Pour en finir avec l'idée de prince charmant (PC)
sommaire dossier "Un jour mon prince viendra..."

Vous avez dit PC ? Amusant, sans aucun doute, de reprendre à notre compte ce fantasme hétérosexuel de la perfection. Loin d'être personnellement horrifie par ce rôle persistant et incontournable ment sexiste du beau mâle à cheval, condamné à sauver une non moins séduisante dormeuse qui, au mieux, spolie le dîner de sept braves travailleurs, au pis, se cantonne à faire des ménages pour survivre, avant d'être contraint au mariage et à la procréation sauvage (à croire que les seuls revenus des PC leur viennent des allocations familiales), je me pose quelques questions existentielles sur la teneur symbolique de nos contes de fées.

La caricature du PC me semble toute contenue dans l'expression "ce n'est pas mon type", exprimant de façon plus heureuse la monstruosité d'un corps qui ne nous attire pas : trop laid, trop vieux, trop grand, trop petit...le PC n'est que l'image embellie de nos velléités les plus perverses, de notre recherche incessante de l'esthétisme comme fin en soi, de nos discriminations les plus honteuses.

Mais, notre héros ne nous ferait-il pas oublier que nous ne sommes pas de belles princesses en puissance. Car, pour réclamer la perfection, il faut se croire irréprochable. Aussi, bien généralement, les critères de perfection que nous réclamons de notre PC sont croissants avec nos propres qualités.
Une personne difforme et repoussante se contentera d'un alter égal attentionné et aimant ; une beauté des îles réclamera un peu plus que ces caractéristiques basiques.

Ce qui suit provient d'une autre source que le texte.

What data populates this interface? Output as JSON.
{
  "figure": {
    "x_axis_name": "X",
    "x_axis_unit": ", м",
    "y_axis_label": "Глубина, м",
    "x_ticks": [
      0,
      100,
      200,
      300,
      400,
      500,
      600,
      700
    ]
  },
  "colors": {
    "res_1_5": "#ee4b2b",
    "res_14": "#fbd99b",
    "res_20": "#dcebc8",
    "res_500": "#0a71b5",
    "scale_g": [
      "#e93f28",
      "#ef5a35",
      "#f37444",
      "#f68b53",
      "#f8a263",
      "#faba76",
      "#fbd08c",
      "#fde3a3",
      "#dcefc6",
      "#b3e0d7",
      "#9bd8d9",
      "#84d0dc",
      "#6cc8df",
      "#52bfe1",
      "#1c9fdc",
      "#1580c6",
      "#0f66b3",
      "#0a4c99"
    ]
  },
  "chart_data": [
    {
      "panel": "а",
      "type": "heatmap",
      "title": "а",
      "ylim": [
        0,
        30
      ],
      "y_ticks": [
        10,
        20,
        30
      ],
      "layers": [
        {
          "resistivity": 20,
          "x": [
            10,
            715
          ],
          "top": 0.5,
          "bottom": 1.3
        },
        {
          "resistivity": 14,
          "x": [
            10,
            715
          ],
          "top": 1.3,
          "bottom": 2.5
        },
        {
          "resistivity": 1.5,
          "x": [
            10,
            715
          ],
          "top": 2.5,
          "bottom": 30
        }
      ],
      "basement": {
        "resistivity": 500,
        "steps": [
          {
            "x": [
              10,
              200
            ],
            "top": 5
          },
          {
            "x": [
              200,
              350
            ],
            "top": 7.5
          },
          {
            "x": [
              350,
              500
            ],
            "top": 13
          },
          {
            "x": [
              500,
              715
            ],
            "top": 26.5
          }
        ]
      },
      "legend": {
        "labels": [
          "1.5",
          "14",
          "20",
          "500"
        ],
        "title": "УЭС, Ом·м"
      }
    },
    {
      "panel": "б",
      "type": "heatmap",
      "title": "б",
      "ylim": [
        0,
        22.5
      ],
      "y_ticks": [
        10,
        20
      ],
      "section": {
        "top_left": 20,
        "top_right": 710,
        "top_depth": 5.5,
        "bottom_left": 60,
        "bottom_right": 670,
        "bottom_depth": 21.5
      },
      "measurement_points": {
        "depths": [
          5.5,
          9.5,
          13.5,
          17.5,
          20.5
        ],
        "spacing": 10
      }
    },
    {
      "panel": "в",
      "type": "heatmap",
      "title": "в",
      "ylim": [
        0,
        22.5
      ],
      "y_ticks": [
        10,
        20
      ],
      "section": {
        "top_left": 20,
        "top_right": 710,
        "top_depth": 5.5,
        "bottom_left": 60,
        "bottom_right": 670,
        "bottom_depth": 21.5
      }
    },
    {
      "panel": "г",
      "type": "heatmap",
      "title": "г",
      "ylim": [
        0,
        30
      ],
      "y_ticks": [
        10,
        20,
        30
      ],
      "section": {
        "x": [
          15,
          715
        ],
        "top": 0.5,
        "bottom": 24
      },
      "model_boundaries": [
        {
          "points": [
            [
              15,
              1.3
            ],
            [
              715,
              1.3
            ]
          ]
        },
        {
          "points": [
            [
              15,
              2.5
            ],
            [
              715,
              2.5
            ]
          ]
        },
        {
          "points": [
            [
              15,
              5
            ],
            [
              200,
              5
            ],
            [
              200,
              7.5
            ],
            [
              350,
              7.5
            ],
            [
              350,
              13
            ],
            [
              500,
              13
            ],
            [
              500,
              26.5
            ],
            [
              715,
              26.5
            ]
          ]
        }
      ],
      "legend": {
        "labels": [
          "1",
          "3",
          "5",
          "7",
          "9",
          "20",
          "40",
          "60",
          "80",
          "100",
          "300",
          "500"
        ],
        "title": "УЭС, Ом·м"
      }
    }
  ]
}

Le PC n'est donc pas seulement le traducteur de nos normes étriquées, il constitue surtout le miroir de notre propre perfection, celle que nous avons de nous-mêmes, celle que nous offrons aux autres.

Croire au PC ne conduit-il pas à passer à coté de mecs formidables ? Nos attentes normatives nous poussent à refuser tel ou tel sous prétexte qu'il est trop gros ou qu'il n'a pas un sexe assez long. De ce fait, nous stigmatisons, nous rejetons, reproduisant les mêmes schémas d'exclusion que ceux que nous combattons. Nous courrons après un mythe, en quête d'une arlésienne qui nous obsède, Graal de tous nos fantasmes inassouvis, triomphe de nos frustrations les plus profondes. Quand cesserons-nous de nous comporter comme des enfants? Ne sommes-nous pas assez murs pour comprendre les sous-entendus de ces contes de fées ? Il n'y a pas de feu sans fumée, pas de PC sans sorcière, pas de grand-mère sans loup.

A supposer que ce PC existe, que feriez-vous en le trouvant...toute médaille a son revers. Se donner les moyens de parvenir à ses fantasmes c'est aussi se condamner à en supporter les complexes. Vivre avec son idée de perfection, voila bien un calvaire plutôt qu'un plaisir. Et pourtant, combien de Sysiphes se sont condamnes eux-mêmes à pousser éternellement leur rocher, combien de prophètes devront, à vie, porter leur croix...cette recherche tous azimuts de la perfection est la route qui mène à la servitude: esclaves de nos normes abettissantes et moralisatrices, nous recréons ex nihilo de hiérarchies inacceptables.

Je me garderai de tout conseil, de tout sermon. Mais je garde à l'esprit l'envie de considérer chaque amant, chaque nouveau plan-cul, comme un PC potentiel, m'abandonnant à mes désirs, occultant les imperfections. Refuser une construction a priori de l'image - idéale - de PC, n'est-ce pas se protéger des jugements les plus scandaleux.